I spoke to Peter D'Angelo a couple of years ago at a Loughlin dinner about the University's poor academic reputation and he said that, I'm paraphrasing, "We don't want' to be Boston College." Seriously. We are barely at Adelphi's level. This showed me how the Board is blind to the real perception of the school and how that is hurting the majority of students who are excellent and aren't getting the opportunities they should if St. John's reputation was better.
What is the business case for reducing the size of SJU's incoming class by 10-20%? So let's use the higher number, which presumably would cut freshmen generated revenue by 20%. Do we cut faculty and staff to offset the loss of revenue? Improving academic profile is a gradual endeavor. What I've heard over and over at Villanova when I encountered an alumni parent of a current student there was "I probably couldn't get into the school now." Of course, Villanova has under 7,000 students, and comparitively, their alumni are about 3-4x as generous as ours. since their endowment is about the same as St Johns with a much smaller base.
Would it then take a financial commitment from alumni to upgrade the academic profile, to offset revenue losses caused by cutting the size of class? What would be the catalyst for better students coming here? I would assume several things influence better students: 1) More scholarship money 2) Amenities on campus, like upscale health clubs, state of the art classrooms, great food at cafeterias, beautiful buildings and common areas, coffee shops, movie theatres. 3) Better faculty 4) Strong networks for internships and job opportunities.
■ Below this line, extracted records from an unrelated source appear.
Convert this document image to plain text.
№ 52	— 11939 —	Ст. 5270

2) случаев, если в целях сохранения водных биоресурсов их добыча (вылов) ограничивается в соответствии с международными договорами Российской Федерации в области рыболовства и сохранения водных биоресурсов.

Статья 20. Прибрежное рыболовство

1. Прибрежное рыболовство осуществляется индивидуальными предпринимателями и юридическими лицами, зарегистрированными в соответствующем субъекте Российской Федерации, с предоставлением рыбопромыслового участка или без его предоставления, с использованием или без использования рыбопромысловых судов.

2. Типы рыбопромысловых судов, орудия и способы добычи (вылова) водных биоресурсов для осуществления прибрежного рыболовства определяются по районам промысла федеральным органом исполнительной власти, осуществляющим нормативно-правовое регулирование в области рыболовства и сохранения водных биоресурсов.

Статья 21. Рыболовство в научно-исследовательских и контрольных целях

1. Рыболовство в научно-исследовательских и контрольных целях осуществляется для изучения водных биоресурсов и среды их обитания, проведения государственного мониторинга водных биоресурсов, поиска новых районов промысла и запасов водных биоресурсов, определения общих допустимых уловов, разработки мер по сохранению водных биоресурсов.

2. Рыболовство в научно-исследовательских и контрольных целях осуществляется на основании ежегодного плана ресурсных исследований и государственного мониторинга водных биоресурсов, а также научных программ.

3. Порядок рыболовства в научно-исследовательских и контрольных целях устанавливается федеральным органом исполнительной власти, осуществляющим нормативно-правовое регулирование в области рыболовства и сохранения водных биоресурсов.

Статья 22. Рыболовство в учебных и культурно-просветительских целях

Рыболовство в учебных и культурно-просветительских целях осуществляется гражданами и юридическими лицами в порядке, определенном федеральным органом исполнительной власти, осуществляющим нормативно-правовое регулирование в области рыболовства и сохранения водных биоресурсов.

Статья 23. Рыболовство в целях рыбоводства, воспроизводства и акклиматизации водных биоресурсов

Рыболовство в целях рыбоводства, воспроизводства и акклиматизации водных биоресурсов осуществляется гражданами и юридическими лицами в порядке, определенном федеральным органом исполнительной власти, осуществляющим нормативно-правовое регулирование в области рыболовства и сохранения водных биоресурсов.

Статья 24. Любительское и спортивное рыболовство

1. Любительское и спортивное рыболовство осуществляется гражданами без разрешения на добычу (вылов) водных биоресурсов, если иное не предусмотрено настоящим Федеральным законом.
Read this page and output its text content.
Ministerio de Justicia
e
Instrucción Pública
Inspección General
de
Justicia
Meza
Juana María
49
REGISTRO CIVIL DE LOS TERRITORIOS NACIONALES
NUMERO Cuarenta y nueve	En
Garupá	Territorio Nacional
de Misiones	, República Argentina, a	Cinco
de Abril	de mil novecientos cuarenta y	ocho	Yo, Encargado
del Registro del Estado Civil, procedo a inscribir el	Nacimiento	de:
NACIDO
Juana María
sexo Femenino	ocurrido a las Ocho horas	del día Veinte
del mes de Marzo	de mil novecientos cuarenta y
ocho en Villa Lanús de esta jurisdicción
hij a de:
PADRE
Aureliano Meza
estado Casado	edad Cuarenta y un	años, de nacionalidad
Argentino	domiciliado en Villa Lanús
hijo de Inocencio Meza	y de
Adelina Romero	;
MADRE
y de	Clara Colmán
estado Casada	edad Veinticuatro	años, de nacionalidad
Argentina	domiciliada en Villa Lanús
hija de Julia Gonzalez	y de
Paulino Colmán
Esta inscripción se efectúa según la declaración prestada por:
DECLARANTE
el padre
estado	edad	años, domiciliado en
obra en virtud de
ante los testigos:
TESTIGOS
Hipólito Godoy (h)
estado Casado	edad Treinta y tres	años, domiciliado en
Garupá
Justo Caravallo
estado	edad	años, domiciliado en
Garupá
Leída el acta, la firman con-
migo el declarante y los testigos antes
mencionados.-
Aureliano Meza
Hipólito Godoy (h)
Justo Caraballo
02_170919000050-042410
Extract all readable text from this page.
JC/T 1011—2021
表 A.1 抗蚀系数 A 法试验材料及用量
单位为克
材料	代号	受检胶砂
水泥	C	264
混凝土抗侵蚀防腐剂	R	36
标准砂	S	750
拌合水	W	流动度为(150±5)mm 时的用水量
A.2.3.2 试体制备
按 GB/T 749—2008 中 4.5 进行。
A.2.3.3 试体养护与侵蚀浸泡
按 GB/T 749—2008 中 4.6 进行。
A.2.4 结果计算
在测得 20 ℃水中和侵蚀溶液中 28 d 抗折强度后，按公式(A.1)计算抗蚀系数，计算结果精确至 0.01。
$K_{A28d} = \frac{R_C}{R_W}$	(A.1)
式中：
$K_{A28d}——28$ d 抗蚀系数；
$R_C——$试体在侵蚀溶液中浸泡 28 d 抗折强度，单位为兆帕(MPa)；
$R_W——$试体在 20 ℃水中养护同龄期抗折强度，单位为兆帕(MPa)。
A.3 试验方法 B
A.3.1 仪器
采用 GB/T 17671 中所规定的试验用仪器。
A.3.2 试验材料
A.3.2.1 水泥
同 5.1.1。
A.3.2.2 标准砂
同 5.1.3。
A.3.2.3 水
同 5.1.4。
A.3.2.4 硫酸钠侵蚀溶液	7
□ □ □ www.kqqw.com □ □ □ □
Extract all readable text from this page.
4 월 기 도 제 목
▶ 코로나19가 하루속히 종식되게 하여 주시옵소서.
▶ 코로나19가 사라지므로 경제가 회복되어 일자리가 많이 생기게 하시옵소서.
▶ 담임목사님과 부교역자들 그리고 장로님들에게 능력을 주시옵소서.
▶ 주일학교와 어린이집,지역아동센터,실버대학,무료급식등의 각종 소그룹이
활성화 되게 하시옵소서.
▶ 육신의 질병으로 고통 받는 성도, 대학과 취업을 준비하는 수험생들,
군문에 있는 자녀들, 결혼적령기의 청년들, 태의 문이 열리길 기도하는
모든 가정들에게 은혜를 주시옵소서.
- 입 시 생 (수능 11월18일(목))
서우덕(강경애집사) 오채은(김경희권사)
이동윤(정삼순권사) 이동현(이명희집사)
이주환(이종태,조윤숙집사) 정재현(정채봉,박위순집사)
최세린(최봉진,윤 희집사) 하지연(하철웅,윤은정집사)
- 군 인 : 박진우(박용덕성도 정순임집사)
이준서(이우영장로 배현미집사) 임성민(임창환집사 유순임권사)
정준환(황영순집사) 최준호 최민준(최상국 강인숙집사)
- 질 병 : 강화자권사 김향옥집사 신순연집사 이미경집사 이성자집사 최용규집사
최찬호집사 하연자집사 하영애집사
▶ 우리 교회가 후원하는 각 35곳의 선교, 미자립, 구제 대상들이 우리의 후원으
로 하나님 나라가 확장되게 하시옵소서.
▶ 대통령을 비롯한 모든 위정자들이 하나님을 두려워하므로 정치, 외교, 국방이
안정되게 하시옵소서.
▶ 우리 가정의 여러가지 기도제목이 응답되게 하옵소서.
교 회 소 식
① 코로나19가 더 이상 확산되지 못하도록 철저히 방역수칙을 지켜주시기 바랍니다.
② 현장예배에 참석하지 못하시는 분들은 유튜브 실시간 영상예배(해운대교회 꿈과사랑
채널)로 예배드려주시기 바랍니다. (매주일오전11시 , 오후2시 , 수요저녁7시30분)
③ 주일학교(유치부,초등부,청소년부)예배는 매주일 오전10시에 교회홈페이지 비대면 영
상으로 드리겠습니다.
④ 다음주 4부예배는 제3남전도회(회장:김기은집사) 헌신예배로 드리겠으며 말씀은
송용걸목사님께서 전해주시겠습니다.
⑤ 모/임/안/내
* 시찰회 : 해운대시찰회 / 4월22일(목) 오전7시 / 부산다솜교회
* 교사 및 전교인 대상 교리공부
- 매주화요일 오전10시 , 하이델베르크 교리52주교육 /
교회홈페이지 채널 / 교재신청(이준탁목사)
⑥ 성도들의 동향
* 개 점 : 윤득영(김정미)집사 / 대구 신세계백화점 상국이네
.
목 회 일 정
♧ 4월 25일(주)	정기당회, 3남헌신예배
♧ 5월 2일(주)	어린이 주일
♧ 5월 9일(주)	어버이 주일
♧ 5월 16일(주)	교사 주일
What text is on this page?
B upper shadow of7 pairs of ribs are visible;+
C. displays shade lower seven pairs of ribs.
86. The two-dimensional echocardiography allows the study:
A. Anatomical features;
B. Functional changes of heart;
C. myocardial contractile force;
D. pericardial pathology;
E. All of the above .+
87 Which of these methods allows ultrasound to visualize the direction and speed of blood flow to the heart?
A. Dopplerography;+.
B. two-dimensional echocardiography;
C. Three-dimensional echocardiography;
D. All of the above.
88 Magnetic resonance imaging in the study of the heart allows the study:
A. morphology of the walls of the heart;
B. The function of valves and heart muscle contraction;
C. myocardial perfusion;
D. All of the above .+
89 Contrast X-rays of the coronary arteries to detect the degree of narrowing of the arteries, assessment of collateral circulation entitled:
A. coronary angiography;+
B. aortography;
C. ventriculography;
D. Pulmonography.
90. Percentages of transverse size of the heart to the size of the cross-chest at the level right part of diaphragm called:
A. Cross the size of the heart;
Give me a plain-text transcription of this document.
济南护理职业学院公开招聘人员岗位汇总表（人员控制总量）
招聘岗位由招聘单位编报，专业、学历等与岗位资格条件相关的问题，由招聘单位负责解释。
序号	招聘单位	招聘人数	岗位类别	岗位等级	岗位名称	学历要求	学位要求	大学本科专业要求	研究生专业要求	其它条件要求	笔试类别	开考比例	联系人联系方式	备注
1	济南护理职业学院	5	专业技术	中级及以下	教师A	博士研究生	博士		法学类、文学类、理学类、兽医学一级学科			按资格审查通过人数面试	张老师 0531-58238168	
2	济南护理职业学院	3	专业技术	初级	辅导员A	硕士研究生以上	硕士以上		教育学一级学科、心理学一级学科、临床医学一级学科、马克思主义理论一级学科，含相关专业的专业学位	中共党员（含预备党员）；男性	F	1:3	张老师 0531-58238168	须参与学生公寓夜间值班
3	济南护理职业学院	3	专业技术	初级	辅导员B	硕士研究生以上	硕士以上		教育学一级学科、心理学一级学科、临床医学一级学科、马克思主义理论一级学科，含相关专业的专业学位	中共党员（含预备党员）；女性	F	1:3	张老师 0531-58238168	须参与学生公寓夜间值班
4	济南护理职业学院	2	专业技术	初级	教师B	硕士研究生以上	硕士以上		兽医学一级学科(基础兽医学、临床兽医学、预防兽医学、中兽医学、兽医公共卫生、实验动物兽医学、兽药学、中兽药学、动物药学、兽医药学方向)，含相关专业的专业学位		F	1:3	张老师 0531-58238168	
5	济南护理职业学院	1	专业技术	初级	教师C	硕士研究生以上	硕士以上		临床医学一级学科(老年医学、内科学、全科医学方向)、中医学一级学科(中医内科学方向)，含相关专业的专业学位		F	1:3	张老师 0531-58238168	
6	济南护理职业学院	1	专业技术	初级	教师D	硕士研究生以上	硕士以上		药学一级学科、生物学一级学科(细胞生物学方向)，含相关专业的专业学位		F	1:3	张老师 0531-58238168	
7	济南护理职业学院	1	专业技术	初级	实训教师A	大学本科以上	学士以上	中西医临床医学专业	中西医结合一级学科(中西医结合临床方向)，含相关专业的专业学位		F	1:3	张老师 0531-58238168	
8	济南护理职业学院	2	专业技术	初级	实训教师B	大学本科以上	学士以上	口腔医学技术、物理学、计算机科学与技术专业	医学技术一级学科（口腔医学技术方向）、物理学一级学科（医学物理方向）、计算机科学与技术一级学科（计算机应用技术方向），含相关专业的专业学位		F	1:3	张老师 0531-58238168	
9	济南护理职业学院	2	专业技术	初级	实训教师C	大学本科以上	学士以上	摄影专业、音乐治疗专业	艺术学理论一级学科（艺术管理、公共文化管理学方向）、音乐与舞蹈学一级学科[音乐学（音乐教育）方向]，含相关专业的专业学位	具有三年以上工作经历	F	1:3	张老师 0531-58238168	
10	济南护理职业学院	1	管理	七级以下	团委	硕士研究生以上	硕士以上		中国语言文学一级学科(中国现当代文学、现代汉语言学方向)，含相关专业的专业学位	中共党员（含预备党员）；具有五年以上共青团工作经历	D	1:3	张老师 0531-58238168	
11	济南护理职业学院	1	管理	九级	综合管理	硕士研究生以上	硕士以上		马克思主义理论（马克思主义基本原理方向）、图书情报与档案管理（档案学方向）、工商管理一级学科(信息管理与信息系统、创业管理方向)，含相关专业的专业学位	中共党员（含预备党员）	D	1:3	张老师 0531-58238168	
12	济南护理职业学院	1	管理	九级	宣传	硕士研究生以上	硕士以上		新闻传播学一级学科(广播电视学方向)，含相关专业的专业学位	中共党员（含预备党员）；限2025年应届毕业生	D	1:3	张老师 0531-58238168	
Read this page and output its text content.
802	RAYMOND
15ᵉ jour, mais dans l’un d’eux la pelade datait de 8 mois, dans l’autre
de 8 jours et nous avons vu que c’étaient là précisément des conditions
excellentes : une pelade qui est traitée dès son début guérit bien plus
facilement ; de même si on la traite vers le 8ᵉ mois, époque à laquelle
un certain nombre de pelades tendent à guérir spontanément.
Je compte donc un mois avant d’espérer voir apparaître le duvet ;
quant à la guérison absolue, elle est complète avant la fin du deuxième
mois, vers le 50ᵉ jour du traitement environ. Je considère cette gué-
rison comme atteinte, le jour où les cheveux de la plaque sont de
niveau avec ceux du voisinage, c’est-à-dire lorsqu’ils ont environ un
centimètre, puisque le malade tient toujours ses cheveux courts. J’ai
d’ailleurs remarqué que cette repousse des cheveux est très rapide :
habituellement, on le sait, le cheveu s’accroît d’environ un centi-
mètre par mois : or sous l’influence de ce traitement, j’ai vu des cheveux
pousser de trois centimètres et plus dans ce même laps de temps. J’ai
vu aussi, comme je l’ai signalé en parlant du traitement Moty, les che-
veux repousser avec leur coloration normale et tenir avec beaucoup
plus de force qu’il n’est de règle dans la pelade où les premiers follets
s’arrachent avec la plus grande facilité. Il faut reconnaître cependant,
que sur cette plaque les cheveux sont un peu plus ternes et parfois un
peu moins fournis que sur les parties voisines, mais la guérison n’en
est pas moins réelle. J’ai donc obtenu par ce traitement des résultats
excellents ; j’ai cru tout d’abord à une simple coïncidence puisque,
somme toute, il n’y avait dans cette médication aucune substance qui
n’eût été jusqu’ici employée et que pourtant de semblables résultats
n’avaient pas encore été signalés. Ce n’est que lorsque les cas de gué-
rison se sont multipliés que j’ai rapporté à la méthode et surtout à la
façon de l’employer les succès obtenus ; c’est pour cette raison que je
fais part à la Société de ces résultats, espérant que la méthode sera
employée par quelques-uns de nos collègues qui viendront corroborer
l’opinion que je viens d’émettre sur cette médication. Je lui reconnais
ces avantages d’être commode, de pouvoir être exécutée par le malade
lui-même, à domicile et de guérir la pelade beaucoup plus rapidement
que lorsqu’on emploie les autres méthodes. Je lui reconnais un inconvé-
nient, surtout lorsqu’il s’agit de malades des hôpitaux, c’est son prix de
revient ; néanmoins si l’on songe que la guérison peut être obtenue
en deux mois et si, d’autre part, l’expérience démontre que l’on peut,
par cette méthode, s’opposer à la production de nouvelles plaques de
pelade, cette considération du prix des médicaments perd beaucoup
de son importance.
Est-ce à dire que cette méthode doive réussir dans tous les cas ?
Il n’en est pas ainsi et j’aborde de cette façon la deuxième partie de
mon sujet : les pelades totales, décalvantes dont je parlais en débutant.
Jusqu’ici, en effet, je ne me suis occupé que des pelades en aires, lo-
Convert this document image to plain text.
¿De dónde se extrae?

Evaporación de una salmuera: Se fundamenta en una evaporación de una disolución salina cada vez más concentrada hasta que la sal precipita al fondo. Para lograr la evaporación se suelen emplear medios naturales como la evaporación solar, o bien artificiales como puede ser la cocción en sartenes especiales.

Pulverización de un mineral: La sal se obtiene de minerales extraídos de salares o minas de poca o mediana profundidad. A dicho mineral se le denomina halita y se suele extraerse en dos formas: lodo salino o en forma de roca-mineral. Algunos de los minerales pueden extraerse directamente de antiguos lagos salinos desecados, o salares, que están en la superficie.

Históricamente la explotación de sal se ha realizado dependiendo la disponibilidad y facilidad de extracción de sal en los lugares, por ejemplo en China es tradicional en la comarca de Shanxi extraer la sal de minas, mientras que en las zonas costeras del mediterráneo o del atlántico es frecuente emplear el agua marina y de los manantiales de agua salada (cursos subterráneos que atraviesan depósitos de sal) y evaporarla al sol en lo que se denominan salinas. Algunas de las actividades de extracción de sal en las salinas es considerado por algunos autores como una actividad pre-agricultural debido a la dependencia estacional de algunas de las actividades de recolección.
We have some of these things. I understand that 95% of students on campus receive some tuition reduction. The campus has been vastly improved, but I don't know about amenities mentioned above. Do we have a top notch faculty, or one that engages students? Is there a strong connection between the career center and alumni to place students in internships and jobs?
I have done a recent college tour for one of my kids. I was at BC last week, and the campus is absolutely incredible - if it were a hotel it would be 5 stars plus. New buildings are stone, matching old buildings. Older buildings have and are being renovated inside and out and look brand spanking new. Students rave about the food, about the spirit on campus. They boast about a very strong internship program. When I asked where most internships are, and if they were around Boston, they said no, most were in NYC.
So, one of the most important factors in upgrading a school's academic profile, presuming you had an interested administration, is an alumni base that is there to provide money for scholarships and improved amenities, and also to provide internships and jobs.
It's frustrating because I recently tried to reach out to the school to establish just that - internships and job opportunities for students in a closely related major to my business. Instead of strongly engaging the reason fro my call, I instead was called for a lunch meeting and got hit with a donation request. I made a doantion, and am still waiting for the curriculum that I requested. I found that there is really no mechanism for career services to build these types of bridges, or at least very low interest or total incompetents.
In effect, if you want to improve the academic standing, it would take a complete overhaul of the infrastructure at SJU. Considering the chief of staff was hired at age 24, with no outside experience as such, this pretty much tells you all you need to know about the quality of admnistration at St Johns.
Perhaps the next "CEO" of St. John's will have an interest in improving academics. Well to me, it would be nice if the next Vincentian wouldn't be boastful about the number of non-Catholics on campus, as stated in the article.